The Other Country: Dispatches from the Mofussil
- First edition
- Author: Mrinal Pande
- Language: English
- Subject: Development, cities, social and cultural changes
- Publisher: Penguin Books India
- Publication date: 3 January 2012
- Publication place: India
- Pages: 240
- ISBN: 9780143418252

= The Other Country =

2012 book by Mrinal Pande

The Other Country: Dispatches from the Mofussil is a 2012 book by the Indian journalist, television presenter and writer Mrinal Pande.

==Synopsis==
The book examines the growing divides between small-town and big-city India, such as inequitable development and opportunities. Pande investigates the "Great Language Divide" between India's two official languages, Hindi and English, and analyses the water management issues facing India. Pande also writes about the increasing polarisation on social issues between urban areas and smaller towns. The book features various stories of women who have fought against societal expectations to achieve their goals.
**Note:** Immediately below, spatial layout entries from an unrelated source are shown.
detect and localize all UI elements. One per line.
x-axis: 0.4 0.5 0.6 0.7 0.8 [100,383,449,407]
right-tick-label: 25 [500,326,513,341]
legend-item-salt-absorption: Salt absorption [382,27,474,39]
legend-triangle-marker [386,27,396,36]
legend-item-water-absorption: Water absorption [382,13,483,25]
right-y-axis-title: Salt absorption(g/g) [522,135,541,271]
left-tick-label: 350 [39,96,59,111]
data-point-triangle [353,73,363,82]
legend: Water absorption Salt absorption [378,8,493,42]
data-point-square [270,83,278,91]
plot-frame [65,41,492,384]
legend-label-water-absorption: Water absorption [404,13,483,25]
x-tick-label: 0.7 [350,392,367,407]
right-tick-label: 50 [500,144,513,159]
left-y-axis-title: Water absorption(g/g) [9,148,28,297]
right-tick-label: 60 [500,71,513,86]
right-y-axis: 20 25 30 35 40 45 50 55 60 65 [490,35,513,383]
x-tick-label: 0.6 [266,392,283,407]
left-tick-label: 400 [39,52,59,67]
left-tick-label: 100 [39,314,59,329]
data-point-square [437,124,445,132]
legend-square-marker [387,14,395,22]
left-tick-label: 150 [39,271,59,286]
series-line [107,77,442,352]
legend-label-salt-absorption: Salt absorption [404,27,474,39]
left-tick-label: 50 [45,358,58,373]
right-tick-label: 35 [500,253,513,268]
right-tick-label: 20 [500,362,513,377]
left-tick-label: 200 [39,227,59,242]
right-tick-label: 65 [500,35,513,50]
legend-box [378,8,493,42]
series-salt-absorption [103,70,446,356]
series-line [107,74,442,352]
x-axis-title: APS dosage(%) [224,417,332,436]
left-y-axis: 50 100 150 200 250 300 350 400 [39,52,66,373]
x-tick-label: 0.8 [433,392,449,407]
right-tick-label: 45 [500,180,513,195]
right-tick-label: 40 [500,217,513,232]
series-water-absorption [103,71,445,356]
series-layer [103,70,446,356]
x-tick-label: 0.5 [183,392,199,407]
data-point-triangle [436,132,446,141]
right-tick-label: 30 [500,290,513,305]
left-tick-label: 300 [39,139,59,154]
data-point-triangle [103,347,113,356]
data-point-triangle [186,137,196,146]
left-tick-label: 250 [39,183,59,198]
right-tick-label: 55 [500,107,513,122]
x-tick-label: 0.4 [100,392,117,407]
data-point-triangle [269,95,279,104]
Pande also condemns the objectification of women in capitalist media and patriarchy in India.

==Reception==
In The Hindu Swati Daftuar praised the work, describing it as "a classic combination of hard-hitting reportage and anecdotal essaying". Daftuar also wrote that The Other Country is "essential read for anyone trying to understand some of the most vexing issues troubling our society today".

In Between The Lines Seema Khinnavar write that the work is "a thought provoking insight into the myriad issues affecting the 'India Shining' image of our country".